Scrive MONI OVADIA:
L'approssimarsi della ricorrenza che
porta il nome "Giorno della Memoria" ogni anno che passa sollecita
con sempre maggiore urgenza, riflessioni non convenzionali su quale debba
essere il senso profondo di questa istituzione nazionale ed europea. Il suo
aspetto celebrativo si esaurisce nello spazio di una giornata e, spesso
e man mano che i testimoni diretti ci lasciano, rischia di perdere la sua forza
etica e la sua energia comunicativa.
Il contributo più significativo dato dal
"Giorno della Memoria" alla nostra cultura è stato probabilmente
quello didattico-educativo. Decine di migliaia di studenti hanno potuto
conoscere e confrontarsi con un evento che ha segnato indelebilmente e
irreversibilmente la storia dell'uomo, e ha ipotecato la natura stessa della
sua relazione col proprio simile. Purtroppo, con il trascorrere del tempo e a
misura che gli eventi tragici a partire dai quali si è cominciato a costruire
l'edificio della memoria si allontanano da noi, si affacciano i rischi della
museificazione e quelli ancora più corrosivi della falsa coscienza e
della retorica. Questi ultimi fanno parte dell'armamentario di cui si
servono spesso molti esponenti della classe politica per conquistare facili
consensi o per rifarsi artificiose verginità, al fine di coprire politiche
ingiuste e discriminatorie. È una tipica espressione di questa sottocultura
strumentale il polarizzare con enfasi il ricordo e l'esternazione formale del
dolore solo sullo sterminio degli ebrei, la Shoà, per sottacere quello delle
altre vittime - i Rom in primo luogo, gli antifascisti, gli omosessuali, i
menomati, i Testimoni di Geova, gli slavi, gli emarginati, i militari che
rifiutarono di piegarsi ai nazifascisti. Una fattispecie inquietante di questa
attitudine vile è quella di “israelianizzare” tout court l'eredità dello
sterminio. Questa manipolazione è non solo ingiusta, ma anche pericolosa,
perché sottrae universalità alla memoria e tende a ridurla a una
questione nazionale. È necessario contrastare questa deriva anche per ribadire
il significato universale dello stesso calvario dei sei milioni di Ebrei.

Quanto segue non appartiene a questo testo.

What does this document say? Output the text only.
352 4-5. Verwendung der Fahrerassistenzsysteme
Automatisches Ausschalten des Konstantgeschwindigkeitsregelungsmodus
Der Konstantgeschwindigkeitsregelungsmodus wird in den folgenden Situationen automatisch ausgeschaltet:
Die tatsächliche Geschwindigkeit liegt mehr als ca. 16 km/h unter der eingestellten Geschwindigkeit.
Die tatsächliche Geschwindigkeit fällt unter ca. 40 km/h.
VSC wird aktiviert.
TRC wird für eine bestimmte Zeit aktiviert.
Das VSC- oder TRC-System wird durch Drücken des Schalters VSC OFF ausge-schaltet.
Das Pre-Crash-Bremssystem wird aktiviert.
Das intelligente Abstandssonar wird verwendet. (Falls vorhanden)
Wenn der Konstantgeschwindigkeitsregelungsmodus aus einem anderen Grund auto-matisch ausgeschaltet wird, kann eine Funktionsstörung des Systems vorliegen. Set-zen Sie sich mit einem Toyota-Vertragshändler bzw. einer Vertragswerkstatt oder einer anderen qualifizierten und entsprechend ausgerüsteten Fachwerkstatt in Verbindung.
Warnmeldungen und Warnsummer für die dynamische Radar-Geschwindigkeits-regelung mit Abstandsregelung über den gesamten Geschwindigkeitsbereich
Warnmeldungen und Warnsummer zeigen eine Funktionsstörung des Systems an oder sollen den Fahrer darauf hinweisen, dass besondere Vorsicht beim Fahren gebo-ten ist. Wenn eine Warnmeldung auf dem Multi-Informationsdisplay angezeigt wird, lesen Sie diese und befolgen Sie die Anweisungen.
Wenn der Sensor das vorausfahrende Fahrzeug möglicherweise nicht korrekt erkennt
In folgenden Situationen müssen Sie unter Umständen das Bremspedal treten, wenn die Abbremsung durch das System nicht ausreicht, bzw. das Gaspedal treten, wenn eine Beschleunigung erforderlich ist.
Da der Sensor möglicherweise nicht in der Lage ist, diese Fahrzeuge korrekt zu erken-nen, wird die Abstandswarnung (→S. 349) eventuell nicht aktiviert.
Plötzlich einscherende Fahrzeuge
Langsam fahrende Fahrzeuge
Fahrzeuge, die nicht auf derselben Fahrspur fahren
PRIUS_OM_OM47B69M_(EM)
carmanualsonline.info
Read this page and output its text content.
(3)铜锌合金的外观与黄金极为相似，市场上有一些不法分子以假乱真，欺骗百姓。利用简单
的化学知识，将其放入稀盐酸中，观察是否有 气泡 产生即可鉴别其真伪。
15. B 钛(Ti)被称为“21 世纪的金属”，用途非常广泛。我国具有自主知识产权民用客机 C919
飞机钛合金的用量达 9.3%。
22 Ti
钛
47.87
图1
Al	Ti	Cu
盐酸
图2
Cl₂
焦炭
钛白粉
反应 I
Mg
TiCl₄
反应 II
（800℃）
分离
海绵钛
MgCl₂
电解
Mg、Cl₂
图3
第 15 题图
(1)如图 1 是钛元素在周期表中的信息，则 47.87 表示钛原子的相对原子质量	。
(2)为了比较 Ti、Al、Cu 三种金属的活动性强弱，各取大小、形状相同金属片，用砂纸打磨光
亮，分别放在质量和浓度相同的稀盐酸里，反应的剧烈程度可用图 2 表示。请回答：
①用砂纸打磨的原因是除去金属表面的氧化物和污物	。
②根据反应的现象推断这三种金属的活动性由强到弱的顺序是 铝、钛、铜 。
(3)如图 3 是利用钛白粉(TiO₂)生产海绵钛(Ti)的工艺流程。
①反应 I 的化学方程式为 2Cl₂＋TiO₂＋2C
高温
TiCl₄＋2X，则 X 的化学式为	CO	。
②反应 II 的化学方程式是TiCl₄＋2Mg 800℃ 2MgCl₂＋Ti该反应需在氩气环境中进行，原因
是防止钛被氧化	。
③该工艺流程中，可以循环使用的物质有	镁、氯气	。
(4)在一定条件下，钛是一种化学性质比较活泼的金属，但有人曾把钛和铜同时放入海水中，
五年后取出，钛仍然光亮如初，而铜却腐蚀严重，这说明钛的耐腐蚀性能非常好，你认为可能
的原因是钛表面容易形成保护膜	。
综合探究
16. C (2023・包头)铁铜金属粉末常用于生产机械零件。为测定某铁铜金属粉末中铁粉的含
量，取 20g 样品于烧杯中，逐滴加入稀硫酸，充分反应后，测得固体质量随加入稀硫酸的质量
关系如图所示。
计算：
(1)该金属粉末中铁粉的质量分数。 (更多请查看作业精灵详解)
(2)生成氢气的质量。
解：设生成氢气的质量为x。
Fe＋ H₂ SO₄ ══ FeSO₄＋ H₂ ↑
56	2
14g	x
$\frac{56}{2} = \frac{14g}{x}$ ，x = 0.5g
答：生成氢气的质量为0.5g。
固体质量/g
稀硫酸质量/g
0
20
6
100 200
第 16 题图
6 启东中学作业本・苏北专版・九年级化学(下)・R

Personalmente ritengo che sia giunto il
momento di ridefinire la cultura e l'ethos della memoria in direzione del
valore integro della vita umana; non solo, più radicalmente, verso il valore
integro della vita stessa in tutte le sue manifestazioni. Per cominciare si
potrebbe cambiare da subito la denominazione "Giorno della Memoria"
in "Giorno delle Memorie". La nuova denominazione dovrebbe riorientare
le manifestazioni, gli studi, l'edificazione della casa della Memoria come laboratorio
della cultura di pace, di giustizia, di uguaglianza nel ricordo di tutti i
genocidi e degli stermini di massa. Accomunati nel destino di essere stati
vittime dell'odio annientatore, Ebrei, Rom e Sinti, Slavi, menomati,
omosessuali, militanti della libertà, antifascisti, Cambogiani, Tutsi, Cinesi,
Coreani, Argentini, i rappresentanti delle genti che hanno sofferto la pandemia
dell'odio, interconnessi in una rete planetaria, potrebbero attivare un
progetto comune per fare della memoria lo strumento principe per la fondazione
di un'umanità redenta dalla violenza e dalla discriminazione.
Il grande scrittore e testimone Primo
Levi, ammonendoci ad avere la consapevolezza che se l'orrore assoluto è
accaduto può ripetersi, ci ha indicato l'orizzonte in cui collocarci per
impedirlo: combattere la logica del privilegio in qualsiasi forma si manifesti.